Un engagement à 200%, au détriment de la famille, pour des indemnités très basses dans les petites communes
Parallèlement, la mission du premier édile n'a cessé de se complexifier, avec «beaucoup de travail administratif et d'assistante sociale, et des indemnités très basses dans les petites communes», constate Luc Rouban. Dans un communiqué justifiant sa démission en juin, la maire de Guérande (Loire-Atlantique) explique s'être engagée parfois «au-delà de [ses] forces» et «souvent au détriment de [sa] famille» dans un mandat qui nécessite de «s'investir à 200%».
Face à cette situation, les associations réclament un véritable statut de l'élu, avec une augmentation des indemnités, un retour à la vie professionnelle facilité et une révision des conditions dans lesquelles la responsabilité pénale des maires peut être engagée.

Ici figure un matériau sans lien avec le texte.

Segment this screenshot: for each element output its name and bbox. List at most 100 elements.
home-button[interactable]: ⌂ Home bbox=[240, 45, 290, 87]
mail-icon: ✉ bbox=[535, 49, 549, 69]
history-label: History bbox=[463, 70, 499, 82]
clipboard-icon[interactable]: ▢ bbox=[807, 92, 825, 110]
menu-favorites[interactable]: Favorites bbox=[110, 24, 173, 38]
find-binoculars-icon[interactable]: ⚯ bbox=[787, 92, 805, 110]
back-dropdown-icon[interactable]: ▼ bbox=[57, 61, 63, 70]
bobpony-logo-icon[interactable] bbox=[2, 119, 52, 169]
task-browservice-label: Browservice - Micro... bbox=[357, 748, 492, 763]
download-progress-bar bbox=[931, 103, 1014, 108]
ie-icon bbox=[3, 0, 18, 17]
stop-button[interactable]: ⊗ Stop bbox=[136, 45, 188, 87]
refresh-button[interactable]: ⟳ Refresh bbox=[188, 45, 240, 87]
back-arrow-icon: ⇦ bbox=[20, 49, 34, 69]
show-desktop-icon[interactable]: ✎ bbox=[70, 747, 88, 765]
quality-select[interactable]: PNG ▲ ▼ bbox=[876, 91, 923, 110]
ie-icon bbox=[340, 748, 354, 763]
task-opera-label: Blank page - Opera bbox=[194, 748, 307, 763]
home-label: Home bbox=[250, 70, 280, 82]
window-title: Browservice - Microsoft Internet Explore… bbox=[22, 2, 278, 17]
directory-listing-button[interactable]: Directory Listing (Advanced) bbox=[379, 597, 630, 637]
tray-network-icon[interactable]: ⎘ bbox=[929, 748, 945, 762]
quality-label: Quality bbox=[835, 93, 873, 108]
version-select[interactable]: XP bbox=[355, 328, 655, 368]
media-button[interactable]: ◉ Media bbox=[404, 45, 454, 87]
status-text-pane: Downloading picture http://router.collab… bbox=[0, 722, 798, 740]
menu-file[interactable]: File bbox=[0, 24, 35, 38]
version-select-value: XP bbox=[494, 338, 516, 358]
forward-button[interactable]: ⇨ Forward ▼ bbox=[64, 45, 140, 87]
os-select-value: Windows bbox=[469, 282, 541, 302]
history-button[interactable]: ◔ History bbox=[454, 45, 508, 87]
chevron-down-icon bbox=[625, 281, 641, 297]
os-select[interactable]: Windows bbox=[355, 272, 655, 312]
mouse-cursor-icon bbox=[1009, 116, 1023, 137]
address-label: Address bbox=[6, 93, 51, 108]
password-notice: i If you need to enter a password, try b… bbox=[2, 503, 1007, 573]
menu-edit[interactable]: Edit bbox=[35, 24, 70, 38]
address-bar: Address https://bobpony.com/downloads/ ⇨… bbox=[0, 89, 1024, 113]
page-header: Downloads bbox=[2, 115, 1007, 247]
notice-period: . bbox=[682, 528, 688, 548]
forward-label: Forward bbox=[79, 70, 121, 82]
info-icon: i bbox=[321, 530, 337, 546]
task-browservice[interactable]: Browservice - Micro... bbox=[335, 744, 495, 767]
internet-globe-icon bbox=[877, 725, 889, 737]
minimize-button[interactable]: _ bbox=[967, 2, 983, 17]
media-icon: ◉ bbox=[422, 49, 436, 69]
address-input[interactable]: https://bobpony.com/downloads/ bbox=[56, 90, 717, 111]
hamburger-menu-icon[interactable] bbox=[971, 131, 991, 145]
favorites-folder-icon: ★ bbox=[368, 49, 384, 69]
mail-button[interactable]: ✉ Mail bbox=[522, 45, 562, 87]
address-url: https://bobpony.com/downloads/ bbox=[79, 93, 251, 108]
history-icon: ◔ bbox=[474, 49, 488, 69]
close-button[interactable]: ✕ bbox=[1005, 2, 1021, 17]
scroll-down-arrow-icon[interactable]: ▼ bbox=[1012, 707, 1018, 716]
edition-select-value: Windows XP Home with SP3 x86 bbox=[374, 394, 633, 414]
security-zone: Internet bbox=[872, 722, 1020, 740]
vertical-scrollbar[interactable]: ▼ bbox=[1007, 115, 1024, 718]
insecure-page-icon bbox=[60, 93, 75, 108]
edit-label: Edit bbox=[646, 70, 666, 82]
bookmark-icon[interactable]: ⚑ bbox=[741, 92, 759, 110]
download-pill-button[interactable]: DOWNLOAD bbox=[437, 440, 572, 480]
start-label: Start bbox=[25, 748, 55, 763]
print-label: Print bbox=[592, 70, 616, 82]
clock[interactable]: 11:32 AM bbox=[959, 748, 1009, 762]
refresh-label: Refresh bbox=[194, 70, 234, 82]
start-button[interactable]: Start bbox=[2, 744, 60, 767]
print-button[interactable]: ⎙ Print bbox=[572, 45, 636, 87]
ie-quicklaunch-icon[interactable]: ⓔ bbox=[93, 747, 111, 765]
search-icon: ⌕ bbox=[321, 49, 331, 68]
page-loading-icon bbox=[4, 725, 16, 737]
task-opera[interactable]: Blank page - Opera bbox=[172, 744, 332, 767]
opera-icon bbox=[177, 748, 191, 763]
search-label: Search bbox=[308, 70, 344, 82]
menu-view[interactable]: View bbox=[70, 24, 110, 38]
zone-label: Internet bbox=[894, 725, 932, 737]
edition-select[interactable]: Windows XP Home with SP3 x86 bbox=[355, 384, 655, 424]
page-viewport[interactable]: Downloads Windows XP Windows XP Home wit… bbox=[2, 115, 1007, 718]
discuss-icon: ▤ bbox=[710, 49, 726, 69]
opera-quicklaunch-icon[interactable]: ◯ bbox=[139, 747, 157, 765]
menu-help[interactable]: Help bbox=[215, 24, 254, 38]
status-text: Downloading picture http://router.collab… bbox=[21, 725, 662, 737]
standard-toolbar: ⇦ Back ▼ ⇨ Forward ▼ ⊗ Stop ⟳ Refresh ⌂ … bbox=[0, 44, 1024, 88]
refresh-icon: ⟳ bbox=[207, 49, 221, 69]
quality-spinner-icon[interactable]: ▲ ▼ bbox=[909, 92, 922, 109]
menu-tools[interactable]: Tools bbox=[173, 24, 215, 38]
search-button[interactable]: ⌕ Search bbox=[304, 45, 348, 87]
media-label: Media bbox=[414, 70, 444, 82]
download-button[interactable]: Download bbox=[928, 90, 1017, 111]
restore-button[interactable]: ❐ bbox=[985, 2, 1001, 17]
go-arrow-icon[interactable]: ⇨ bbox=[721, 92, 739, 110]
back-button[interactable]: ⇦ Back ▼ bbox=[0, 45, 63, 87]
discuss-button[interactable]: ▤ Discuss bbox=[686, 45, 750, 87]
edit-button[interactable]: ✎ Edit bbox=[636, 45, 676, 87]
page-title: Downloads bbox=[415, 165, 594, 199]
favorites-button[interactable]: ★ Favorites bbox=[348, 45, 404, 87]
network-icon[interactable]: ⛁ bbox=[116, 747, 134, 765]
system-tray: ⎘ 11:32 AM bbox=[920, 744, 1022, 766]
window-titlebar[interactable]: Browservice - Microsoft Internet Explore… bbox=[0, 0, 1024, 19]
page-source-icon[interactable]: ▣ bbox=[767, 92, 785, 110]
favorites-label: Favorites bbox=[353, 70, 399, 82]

Du côté des administrés, les exigences n'ont pas diminué, au contraire. «Si un trottoir est un peu défoncé, il faudrait que le lendemain ce soit réparé», se plaint Claude Descamps, maire démissionnaire de Prayssac (Lot). «Les gens veulent régulièrement vous faire des procès», poursuit-il, ajoutant avoir été «à la limite du burn-out».
Selon le baromètre 2018 du Cevipof, la confiance des Français envers leur maire a baissé de 9 points en un an. «Le niveau d'attente augmente d'autant plus qu'il y a un report de problèmes nationaux sur le local, comme la disparition des services publics», observe Luc Rouban, qui s'inquiète d'une «crise des vocations» pour l'échéance de 2020.